Quelque chose m’encombre, je me mouche, une sensation de malaise me secoue le corps, la gène est toujours là, j’en sens comme l’extrémité mouvante avec mon souffle. Appréhension. A deux doigts enfoncés, je pince, je tire, quelque chose de caoutchouteux bouge au fond de ma gorge, répulsion, je tire, douleur, libération : je tiens un tentacule de poulpe
Tournis…
…J’ai oublié mon sac de gerbe, ça me revient,
il était crevé, un filet sinueux et grenelé disparaît sous la bonde de la baignoire. Je l’essuie. Plus de trace, vertige. Le pommeau de douche me remue sa chevelure à la face.

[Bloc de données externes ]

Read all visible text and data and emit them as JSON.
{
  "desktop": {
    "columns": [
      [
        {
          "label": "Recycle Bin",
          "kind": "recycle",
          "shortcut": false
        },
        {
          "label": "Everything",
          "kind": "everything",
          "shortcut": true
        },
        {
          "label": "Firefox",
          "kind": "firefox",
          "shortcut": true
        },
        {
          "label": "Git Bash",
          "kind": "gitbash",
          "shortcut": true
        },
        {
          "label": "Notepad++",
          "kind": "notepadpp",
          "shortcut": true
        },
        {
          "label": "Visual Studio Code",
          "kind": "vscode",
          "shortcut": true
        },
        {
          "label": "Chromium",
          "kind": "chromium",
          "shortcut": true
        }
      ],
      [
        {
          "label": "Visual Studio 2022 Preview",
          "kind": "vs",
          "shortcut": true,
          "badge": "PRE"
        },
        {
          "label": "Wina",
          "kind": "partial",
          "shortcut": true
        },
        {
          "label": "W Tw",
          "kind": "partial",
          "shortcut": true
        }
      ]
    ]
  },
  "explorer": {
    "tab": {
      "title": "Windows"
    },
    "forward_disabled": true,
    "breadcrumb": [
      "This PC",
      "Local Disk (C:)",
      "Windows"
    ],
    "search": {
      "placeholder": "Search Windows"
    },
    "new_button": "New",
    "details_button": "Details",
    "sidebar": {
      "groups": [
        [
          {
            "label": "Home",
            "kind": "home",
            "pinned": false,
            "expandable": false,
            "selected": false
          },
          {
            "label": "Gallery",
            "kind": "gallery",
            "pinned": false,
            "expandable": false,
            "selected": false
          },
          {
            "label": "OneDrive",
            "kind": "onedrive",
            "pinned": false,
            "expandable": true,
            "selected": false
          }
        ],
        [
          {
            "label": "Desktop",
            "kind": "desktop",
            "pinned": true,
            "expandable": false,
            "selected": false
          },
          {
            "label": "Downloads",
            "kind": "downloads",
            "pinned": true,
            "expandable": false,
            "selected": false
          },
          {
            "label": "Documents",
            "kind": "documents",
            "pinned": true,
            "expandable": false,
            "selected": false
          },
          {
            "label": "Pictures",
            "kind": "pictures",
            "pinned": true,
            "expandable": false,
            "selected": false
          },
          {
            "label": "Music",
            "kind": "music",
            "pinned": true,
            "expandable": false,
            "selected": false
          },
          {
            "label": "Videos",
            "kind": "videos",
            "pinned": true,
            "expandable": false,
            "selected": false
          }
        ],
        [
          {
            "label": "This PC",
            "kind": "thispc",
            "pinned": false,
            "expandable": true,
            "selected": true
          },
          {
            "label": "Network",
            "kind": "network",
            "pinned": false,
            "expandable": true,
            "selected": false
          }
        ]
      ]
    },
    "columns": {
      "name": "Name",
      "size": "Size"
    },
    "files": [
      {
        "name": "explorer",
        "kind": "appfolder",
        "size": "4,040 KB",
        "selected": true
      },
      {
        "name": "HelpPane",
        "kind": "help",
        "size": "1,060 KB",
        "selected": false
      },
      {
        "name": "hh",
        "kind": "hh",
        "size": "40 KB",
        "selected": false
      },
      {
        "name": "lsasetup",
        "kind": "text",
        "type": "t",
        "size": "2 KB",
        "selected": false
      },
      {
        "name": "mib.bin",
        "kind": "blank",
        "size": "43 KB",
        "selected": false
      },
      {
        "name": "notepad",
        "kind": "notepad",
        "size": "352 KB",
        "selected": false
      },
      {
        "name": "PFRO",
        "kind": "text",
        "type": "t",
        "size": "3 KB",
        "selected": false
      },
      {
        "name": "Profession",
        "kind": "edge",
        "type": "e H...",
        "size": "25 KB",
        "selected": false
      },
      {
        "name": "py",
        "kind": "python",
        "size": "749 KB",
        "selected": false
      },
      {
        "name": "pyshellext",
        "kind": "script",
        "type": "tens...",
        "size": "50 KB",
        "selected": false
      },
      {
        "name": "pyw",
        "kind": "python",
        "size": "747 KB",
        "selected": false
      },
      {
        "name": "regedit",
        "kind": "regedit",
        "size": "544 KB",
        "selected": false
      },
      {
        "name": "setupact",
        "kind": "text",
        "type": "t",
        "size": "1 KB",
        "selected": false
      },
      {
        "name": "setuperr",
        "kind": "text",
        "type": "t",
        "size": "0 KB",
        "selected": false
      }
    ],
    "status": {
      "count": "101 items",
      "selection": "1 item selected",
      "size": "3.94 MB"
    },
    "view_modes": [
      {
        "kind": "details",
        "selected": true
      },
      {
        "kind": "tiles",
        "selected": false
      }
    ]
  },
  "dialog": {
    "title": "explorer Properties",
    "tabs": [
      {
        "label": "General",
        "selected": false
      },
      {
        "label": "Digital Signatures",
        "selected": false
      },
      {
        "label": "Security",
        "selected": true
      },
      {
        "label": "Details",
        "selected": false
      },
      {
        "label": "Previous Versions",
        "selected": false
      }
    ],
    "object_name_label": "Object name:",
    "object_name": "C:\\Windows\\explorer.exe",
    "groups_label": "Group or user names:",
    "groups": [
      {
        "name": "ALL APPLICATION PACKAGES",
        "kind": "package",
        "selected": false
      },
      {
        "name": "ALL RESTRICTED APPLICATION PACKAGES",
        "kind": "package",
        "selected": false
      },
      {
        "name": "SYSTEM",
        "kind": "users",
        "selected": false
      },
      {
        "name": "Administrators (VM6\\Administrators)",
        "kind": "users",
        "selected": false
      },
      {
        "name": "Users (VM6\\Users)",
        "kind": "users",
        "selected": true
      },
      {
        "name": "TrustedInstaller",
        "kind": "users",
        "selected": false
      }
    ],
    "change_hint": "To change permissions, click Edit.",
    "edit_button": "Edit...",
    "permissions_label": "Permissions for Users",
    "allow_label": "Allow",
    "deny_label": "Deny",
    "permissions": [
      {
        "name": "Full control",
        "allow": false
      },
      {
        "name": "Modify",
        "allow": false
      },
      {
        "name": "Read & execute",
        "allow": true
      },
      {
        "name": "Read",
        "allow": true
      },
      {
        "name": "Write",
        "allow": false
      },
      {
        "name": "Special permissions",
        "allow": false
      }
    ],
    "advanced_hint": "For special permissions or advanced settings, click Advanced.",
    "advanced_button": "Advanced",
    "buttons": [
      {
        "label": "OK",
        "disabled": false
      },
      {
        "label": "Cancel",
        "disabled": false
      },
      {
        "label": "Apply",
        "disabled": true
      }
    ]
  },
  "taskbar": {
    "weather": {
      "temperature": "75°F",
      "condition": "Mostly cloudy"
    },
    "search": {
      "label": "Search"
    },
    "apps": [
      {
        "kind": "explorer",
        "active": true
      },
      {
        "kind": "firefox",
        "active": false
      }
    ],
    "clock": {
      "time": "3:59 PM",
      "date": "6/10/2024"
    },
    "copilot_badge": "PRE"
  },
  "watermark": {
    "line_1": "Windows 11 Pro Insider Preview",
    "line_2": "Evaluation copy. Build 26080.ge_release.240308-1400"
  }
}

Boire, je respire de nouveau.
ça me revient
Le téléphone sonne, je sors ruisselant, je décroche trop tard, c’est F, sa voix est comme métallisée. C’était un accident. Silence, silence,
respiration. Je lui dis que je suis capable de marcher, que je ne me répandrai pas. Si elle peut avaler, on peut dîner. Elle a mal, la tête lui manque encore. Elle me demande si on sera mieux après, bien sûr que non, on sera plus mal encore, mais souffrir ensemble c’est tout ce qu’il nous reste… on se retrouve comme l’autre fois… ou ailleurs, tant qu’elle est là ça revient au même.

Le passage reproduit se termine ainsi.